De fin août à mi octobre, c'est toujours la panique à la librairie pour la rentrée, donc peu de temps pour écrire... Et puis, ma meilleure amie a eu l'excellente idée, à la fin de l'été, de m'offrir Dead by Daylight et j'ai rapidement été accro' !

Mais je me remets à la suite, tout va bien ! Bonne lecture~


Appartement

19 juin 2038


Il était minuit depuis quelques minutes.

D'ordinaire, c'était Connor qui restait dans le salon à cette heure, penché sur des dossiers d'enquête, ignorant la fatigue qui s'immisçait petit à petit. Mais cette nuit, c'était Gavin qui s'énervait contre l'affaire de la disparition de Kara Androkinov.
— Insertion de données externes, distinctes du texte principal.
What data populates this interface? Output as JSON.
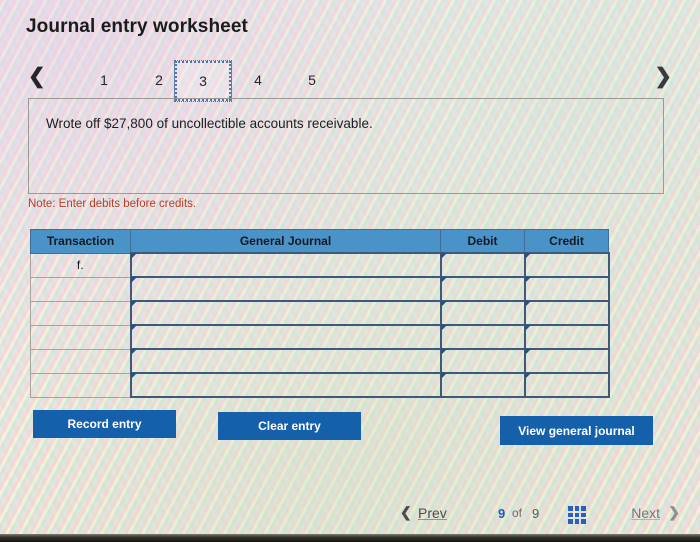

En rentrant, déjà en colère, Gavin avait expliqué à Connor ce qui s'était passé : la situation absurde au commissariat parce que cet ordinateur de merde avait surchauffé jusqu'à faire cramer les composants et le téléphone de Luther.
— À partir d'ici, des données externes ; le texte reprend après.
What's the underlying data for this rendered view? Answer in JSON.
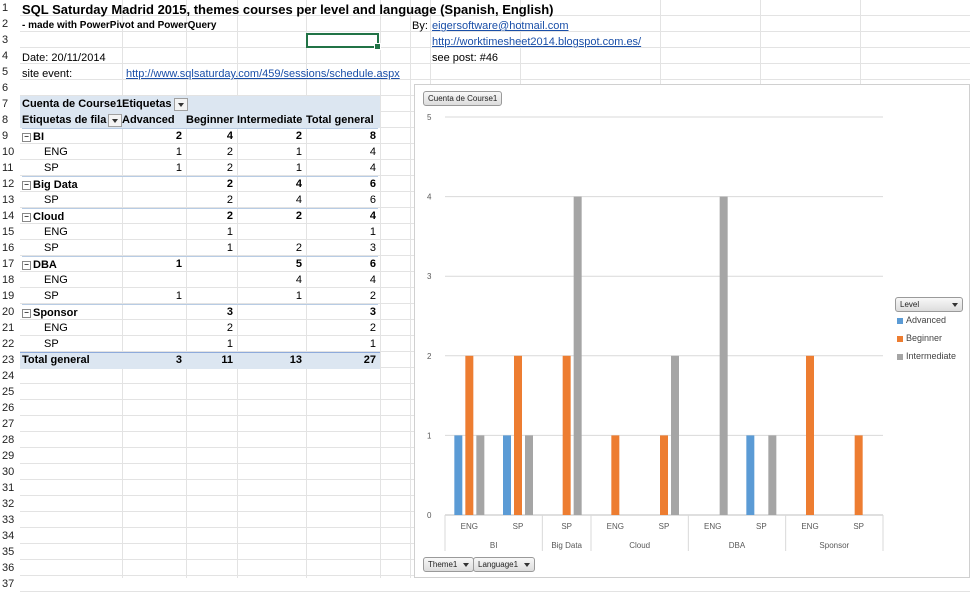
{
  "sheet": {
    "title": "SQL Saturday Madrid 2015, themes courses per level and language (Spanish, English)",
    "subtitle": " - made with PowerPivot and PowerQuery",
    "by_label": "By:",
    "email": "eigersoftware@hotmail.com",
    "blog_url": "http://worktimesheet2014.blogspot.com.es/",
    "post": "see post: #46",
    "date": "Date: 20/11/2014",
    "site_label": "site event:",
    "site_url": "http://www.sqlsaturday.com/459/sessions/schedule.aspx"
  },
  "row_numbers": [
    "1",
    "2",
    "3",
    "4",
    "5",
    "6",
    "7",
    "8",
    "9",
    "10",
    "11",
    "12",
    "13",
    "14",
    "15",
    "16",
    "17",
    "18",
    "19",
    "20",
    "21",
    "22",
    "23",
    "24",
    "25",
    "26",
    "27",
    "28",
    "29",
    "30",
    "31",
    "32",
    "33",
    "34",
    "35",
    "36",
    "37"
  ],
  "pivot": {
    "value_label": "Cuenta de Course1",
    "col_labels_label": "Etiquetas",
    "row_labels_label": "Etiquetas de fila",
    "columns": [
      "Advanced",
      "Beginner",
      "Intermediate",
      "Total general"
    ],
    "rows": [
      {
        "label": "BI",
        "group": true,
        "values": [
          "2",
          "4",
          "2",
          "8"
        ]
      },
      {
        "label": "ENG",
        "group": false,
        "values": [
          "1",
          "2",
          "1",
          "4"
        ]
      },
      {
        "label": "SP",
        "group": false,
        "values": [
          "1",
          "2",
          "1",
          "4"
        ]
      },
      {
        "label": "Big Data",
        "group": true,
        "values": [
          "",
          "2",
          "4",
          "6"
        ]
      },
      {
        "label": "SP",
        "group": false,
        "values": [
          "",
          "2",
          "4",
          "6"
        ]
      },
      {
        "label": "Cloud",
        "group": true,
        "values": [
          "",
          "2",
          "2",
          "4"
        ]
      },
      {
        "label": "ENG",
        "group": false,
        "values": [
          "",
          "1",
          "",
          "1"
        ]
      },
      {
        "label": "SP",
        "group": false,
        "values": [
          "",
          "1",
          "2",
          "3"
        ]
      },
      {
        "label": "DBA",
        "group": true,
        "values": [
          "1",
          "",
          "5",
          "6"
        ]
      },
      {
        "label": "ENG",
        "group": false,
        "values": [
          "",
          "",
          "4",
          "4"
        ]
      },
      {
        "label": "SP",
        "group": false,
        "values": [
          "1",
          "",
          "1",
          "2"
        ]
      },
      {
        "label": "Sponsor",
        "group": true,
        "values": [
          "",
          "3",
          "",
          "3"
        ]
      },
      {
        "label": "ENG",
        "group": false,
        "values": [
          "",
          "2",
          "",
          "2"
        ]
      },
      {
        "label": "SP",
        "group": false,
        "values": [
          "",
          "1",
          "",
          "1"
        ]
      }
    ],
    "total": {
      "label": "Total general",
      "values": [
        "3",
        "11",
        "13",
        "27"
      ]
    }
  },
  "chart_data": {
    "type": "bar",
    "value_field_button": "Cuenta de Course1",
    "legend_field_button": "Level",
    "axis_field_buttons": [
      "Theme1",
      "Language1"
    ],
    "legend_position": "right",
    "ylim": [
      0,
      5
    ],
    "yticks": [
      "0",
      "1",
      "2",
      "3",
      "4",
      "5"
    ],
    "grid": true,
    "groups": [
      {
        "name": "BI",
        "categories": [
          "ENG",
          "SP"
        ]
      },
      {
        "name": "Big Data",
        "categories": [
          "SP"
        ]
      },
      {
        "name": "Cloud",
        "categories": [
          "ENG",
          "SP"
        ]
      },
      {
        "name": "DBA",
        "categories": [
          "ENG",
          "SP"
        ]
      },
      {
        "name": "Sponsor",
        "categories": [
          "ENG",
          "SP"
        ]
      }
    ],
    "series": [
      {
        "name": "Advanced",
        "color": "#5b9bd5",
        "values": [
          1,
          1,
          0,
          0,
          0,
          0,
          1,
          0,
          0
        ]
      },
      {
        "name": "Beginner",
        "color": "#ed7d31",
        "values": [
          2,
          2,
          2,
          1,
          1,
          0,
          0,
          2,
          1
        ]
      },
      {
        "name": "Intermediate",
        "color": "#a5a5a5",
        "values": [
          1,
          1,
          4,
          0,
          2,
          4,
          1,
          0,
          0
        ]
      }
    ]
  }
}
« Y a pas un système de sécurité qui est sensé contrer ce genre d'accident ?! La police de Detroit est assez riche pour se payer des véhicules autonomes et des caméras HD, mais non, on a encore des vieilles machines de merde ! »

Gavin avait arrêté de dire « ordinateur » ; ces vieilles machines de merde — Connor venait d'entendre l'expression cinq fois — ne méritaient pas ce nom.

Plus calme, bénéficiant d'un point de vue extérieur, Connor approuvait au moins ce détail qui faisait sens : un système de sécurité aurait dû stopper cette surchauffe.

« Et le capitaine Fowler ?

— Il a pété les plombs ! On a appelé la compagnie informatique et on les a incendiés ! La nana avait l'air tellement conne !

— La nana ?

— La standardiste.

— Oh. »

Connor restait assis dans un des fauteuils, laissant Gavin marcher autour de la petite table tout en fulminant. Dans ces moments-là, il n'y avait rien d'autre à faire que de le laisser exprimer toute sa colère.

« Et pour le téléphone ?

— Les assurances vont envoyer un nouveau téléphone dès ce soir à Luther. Putain, Connor, je lui ai demandé dix fois pardon et j'ai toujours l'impression d'avoir poignardé sa femme ! »

Au bout de plusieurs minutes, Connor s'était levé et s'était approché. Il lui avait caressé le dos et, voyant que Gavin ne le repoussait pas, il avait fini par le prendre dans ses bras. Freddy aussi avait été un réconfort et aucune nouvelle tempête n'avait perturbé leur soirée par la suite.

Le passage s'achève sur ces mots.